As I see it there are 3 main options:
Set up 3 run-files for each actual model run (so duplicate a fair amount, and run the model a lot more than I need) but I can then tweak everything independently (but risk missing something important).
Add another layer - so save the results as .csv or equivalent and then read them into the files for producing graphs. This means more files, but I only have to run the model once per 3 graphs (which might save some time).
Keep the graph and model parameter files integrated, but add another file which sets up graphing templates, so every time I run the file it spits out 3 graphs) It might speed things up a bit, and will certainly keep the number of files down, but they will get very big (and probably much more complicated).
Something else..
Can anybody point me to a resource or provide me with some advice on how best to handle this?
Thanks!
I think you are close to find what you want.
If calculations take some time, store results in files to process later without recalculation.
The most important: separate code from configuration, instead of copy pasting variations of such mixture.
If the model takes parameters, define a model class. Maybe instantiate the model only once, but the model knows how to load_config, read_input_data and run.
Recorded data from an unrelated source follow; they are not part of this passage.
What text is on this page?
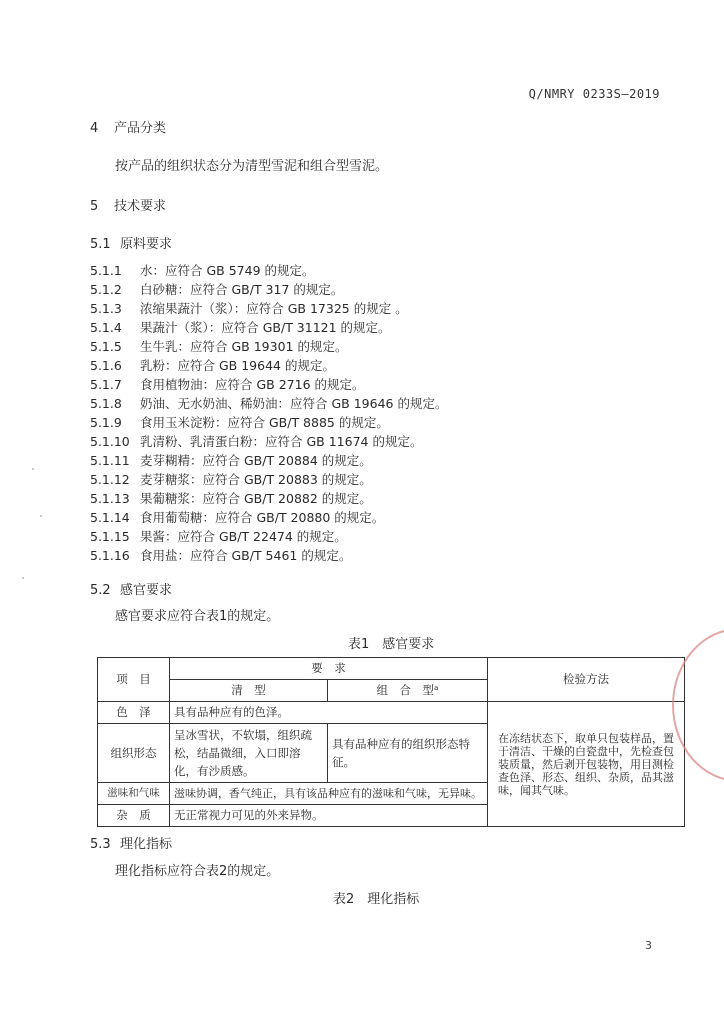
Q/NMRY 0233S—2019
4 产品分类
按产品的组织状态分为清型雪泥和组合型雪泥。
5 技术要求
5.1 原料要求
5.1.1 水：应符合 GB 5749 的规定。
5.1.2 白砂糖：应符合 GB/T 317 的规定。
5.1.3 浓缩果蔬汁（浆）：应符合 GB 17325 的规定 。
5.1.4 果蔬汁（浆）：应符合 GB/T 31121 的规定。
5.1.5 生牛乳：应符合 GB 19301 的规定。
5.1.6 乳粉：应符合 GB 19644 的规定。
5.1.7 食用植物油：应符合 GB 2716 的规定。
5.1.8 奶油、无水奶油、稀奶油：应符合 GB 19646 的规定。
5.1.9 食用玉米淀粉：应符合 GB/T 8885 的规定。
5.1.10 乳清粉、乳清蛋白粉：应符合 GB 11674 的规定。
5.1.11 麦芽糊精：应符合 GB/T 20884 的规定。
5.1.12 麦芽糖浆：应符合 GB/T 20883 的规定。
5.1.13 果葡糖浆：应符合 GB/T 20882 的规定。
5.1.14 食用葡萄糖：应符合 GB/T 20880 的规定。
5.1.15 果酱：应符合 GB/T 22474 的规定。
5.1.16 食用盐：应符合 GB/T 5461 的规定。
5.2 感官要求
感官要求应符合表1的规定。
表1　感官要求
项　目	要　求		检验方法
	清　型	组　合　型ᵃ	
色　泽	具有品种应有的色泽。		在冻结状态下，取单只包装样品，置于清洁、干燥的白瓷盘中，先检查包装质量，然后剥开包装物，用目测检查色泽、形态、组织、杂质，品其滋味，闻其气味。
组织形态	呈冰雪状，不软塌，组织疏松，结晶微细，入口即溶化，有沙质感。	具有品种应有的组织形态特征。	
滋味和气味	滋味协调，香气纯正，具有该品种应有的滋味和气味，无异味。		
杂　质	无正常视力可见的外来异物。		
5.3 理化指标
理化指标应符合表2的规定。
表2　理化指标
3
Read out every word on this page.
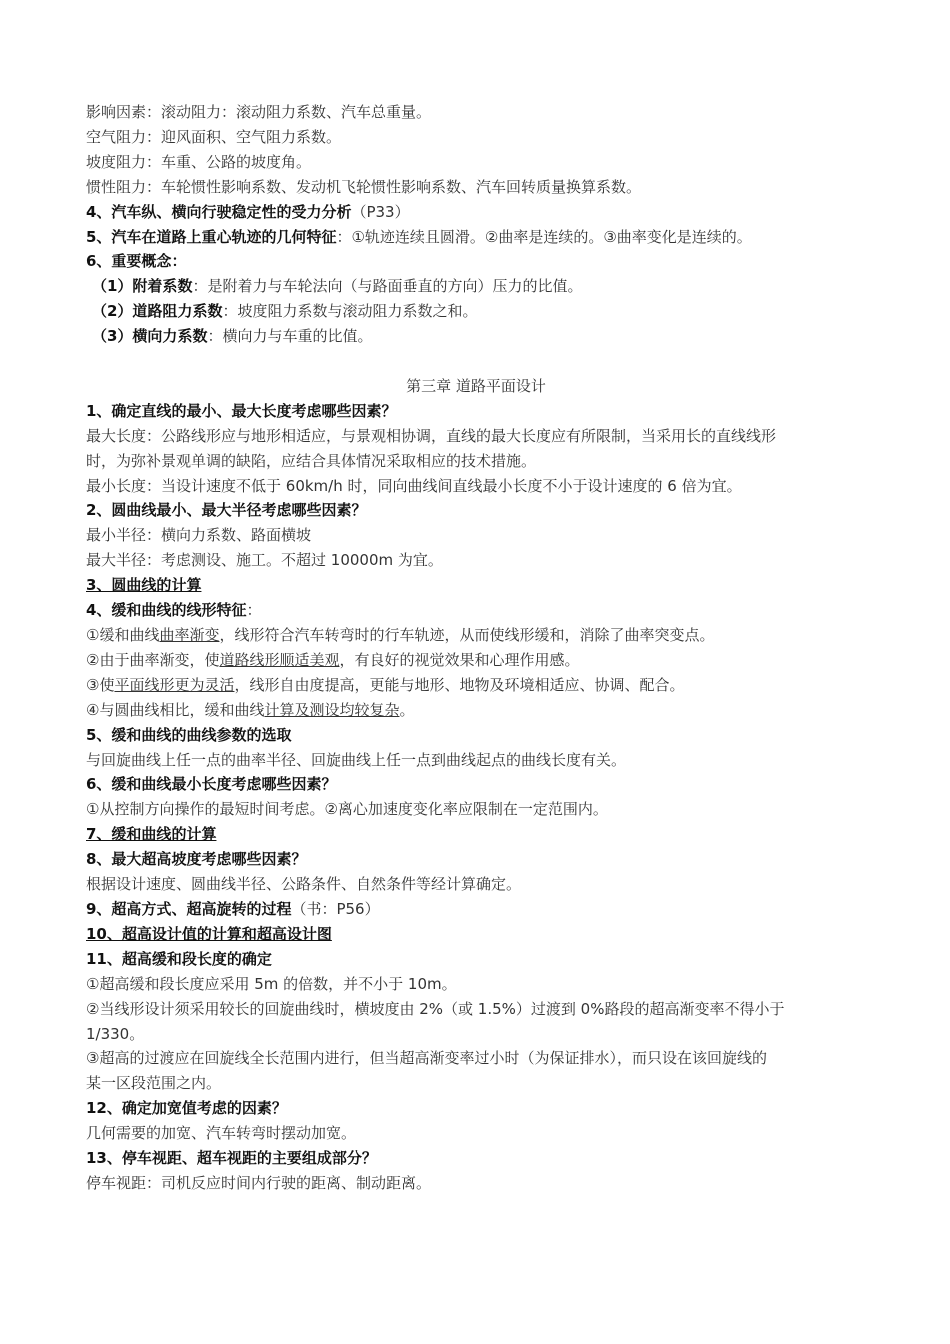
影响因素：滚动阻力：滚动阻力系数、汽车总重量。

空气阻力：迎风面积、空气阻力系数。

坡度阻力：车重、公路的坡度角。

惯性阻力：车轮惯性影响系数、发动机飞轮惯性影响系数、汽车回转质量换算系数。

4、汽车纵、横向行驶稳定性的受力分析（P33）

5、汽车在道路上重心轨迹的几何特征：①轨迹连续且圆滑。②曲率是连续的。③曲率变化是连续的。

6、重要概念：

（1）附着系数：是附着力与车轮法向（与路面垂直的方向）压力的比值。

（2）道路阻力系数：坡度阻力系数与滚动阻力系数之和。

（3）横向力系数：横向力与车重的比值。

第三章 道路平面设计

1、确定直线的最小、最大长度考虑哪些因素？

最大长度：公路线形应与地形相适应，与景观相协调，直线的最大长度应有所限制，当采用长的直线线形

时，为弥补景观单调的缺陷，应结合具体情况采取相应的技术措施。

最小长度：当设计速度不低于 60km/h 时，同向曲线间直线最小长度不小于设计速度的 6 倍为宜。

2、圆曲线最小、最大半径考虑哪些因素？

最小半径：横向力系数、路面横坡

最大半径：考虑测设、施工。不超过 10000m 为宜。

3、圆曲线的计算

4、缓和曲线的线形特征：

①缓和曲线曲率渐变，线形符合汽车转弯时的行车轨迹，从而使线形缓和，消除了曲率突变点。

②由于曲率渐变，使道路线形顺适美观，有良好的视觉效果和心理作用感。

③使平面线形更为灵活，线形自由度提高，更能与地形、地物及环境相适应、协调、配合。

④与圆曲线相比，缓和曲线计算及测设均较复杂。

5、缓和曲线的曲线参数的选取

与回旋曲线上任一点的曲率半径、回旋曲线上任一点到曲线起点的曲线长度有关。

6、缓和曲线最小长度考虑哪些因素？

①从控制方向操作的最短时间考虑。②离心加速度变化率应限制在一定范围内。

7、缓和曲线的计算

8、最大超高坡度考虑哪些因素？

根据设计速度、圆曲线半径、公路条件、自然条件等经计算确定。

9、超高方式、超高旋转的过程（书：P56）

10、超高设计值的计算和超高设计图

11、超高缓和段长度的确定

①超高缓和段长度应采用 5m 的倍数，并不小于 10m。

②当线形设计须采用较长的回旋曲线时，横坡度由 2%（或 1.5%）过渡到 0%路段的超高渐变率不得小于

1/330。

③超高的过渡应在回旋线全长范围内进行，但当超高渐变率过小时（为保证排水），而只设在该回旋线的

某一区段范围之内。

12、确定加宽值考虑的因素？

几何需要的加宽、汽车转弯时摆动加宽。

13、停车视距、超车视距的主要组成部分？

停车视距：司机反应时间内行驶的距离、制动距离。
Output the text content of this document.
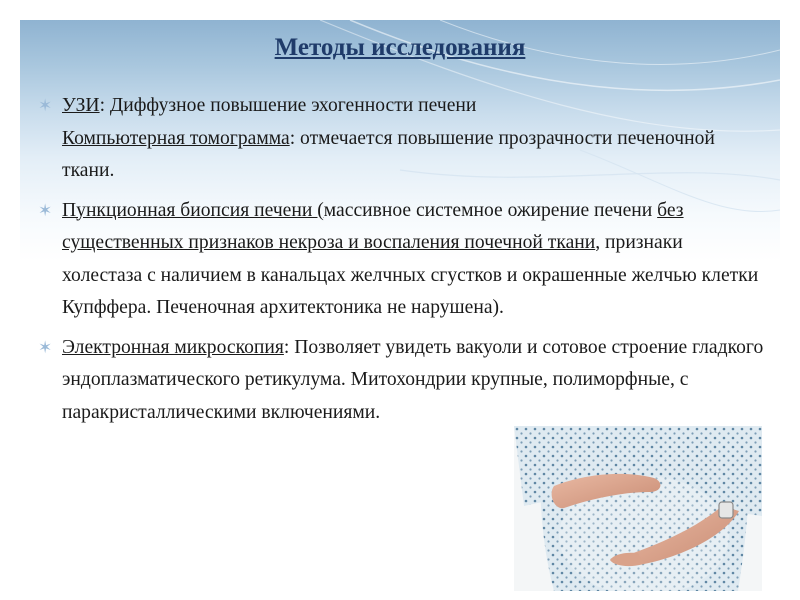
Методы исследования
✶ УЗИ: Диффузное повышение эхогенности печени
Компьютерная томограмма: отмечается повышение прозрачности печеночной ткани.
✶ Пункционная биопсия печени (массивное системное ожирение печени без существенных признаков некроза и воспаления почечной ткани, признаки холестаза с наличием в канальцах желчных сгустков и окрашенные желчью клетки Купффера. Печеночная архитектоника не нарушена).
✶ Электронная микроскопия: Позволяет увидеть вакуоли и сотовое строение гладкого эндоплазматического ретикулума. Митохондрии крупные, полиморфные, с паракристаллическими включениями.
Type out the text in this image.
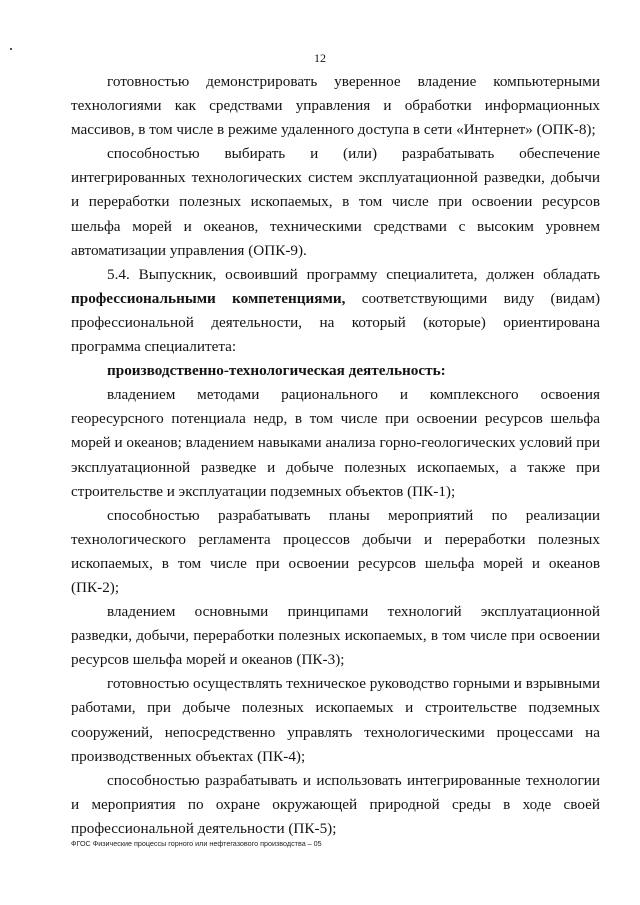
12

готовностью демонстрировать уверенное владение компьютерными технологиями как средствами управления и обработки информационных массивов, в том числе в режиме удаленного доступа в сети «Интернет» (ОПК-8);

способностью выбирать и (или) разрабатывать обеспечение интегрированных технологических систем эксплуатационной разведки, добычи и переработки полезных ископаемых, в том числе при освоении ресурсов шельфа морей и океанов, техническими средствами с высоким уровнем автоматизации управления (ОПК-9).

5.4. Выпускник, освоивший программу специалитета, должен обладать профессиональными компетенциями, соответствующими виду (видам) профессиональной деятельности, на который (которые) ориентирована программа специалитета:

производственно-технологическая деятельность:

владением методами рационального и комплексного освоения георесурсного потенциала недр, в том числе при освоении ресурсов шельфа морей и океанов; владением навыками анализа горно-геологических условий при эксплуатационной разведке и добыче полезных ископаемых, а также при строительстве и эксплуатации подземных объектов (ПК-1);

способностью разрабатывать планы мероприятий по реализации технологического регламента процессов добычи и переработки полезных ископаемых, в том числе при освоении ресурсов шельфа морей и океанов (ПК-2);

владением основными принципами технологий эксплуатационной разведки, добычи, переработки полезных ископаемых, в том числе при освоении ресурсов шельфа морей и океанов (ПК-3);

готовностью осуществлять техническое руководство горными и взрывными работами, при добыче полезных ископаемых и строительстве подземных сооружений, непосредственно управлять технологическими процессами на производственных объектах (ПК-4);

способностью разрабатывать и использовать интегрированные технологии и мероприятия по охране окружающей природной среды в ходе своей профессиональной деятельности (ПК-5);

ФГОС Физические процессы горного или нефтегазового производства – 05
Model also does write_results. That way you can loop a sequence of load_config, read_data, write_results for every config and maybe input data.
Write the config files by hand with ini format for example and use the confiparser module to load them.
Do something similar for your Graph class. Put the template definition in configuration files, including output format, sizes fonts, and so on.
In the end you will be able to "manage" the intended workflow with a single script that uses this facilites. Maybe store groups of related configuration files, output templates and input data together, one group per folder for each modelling session.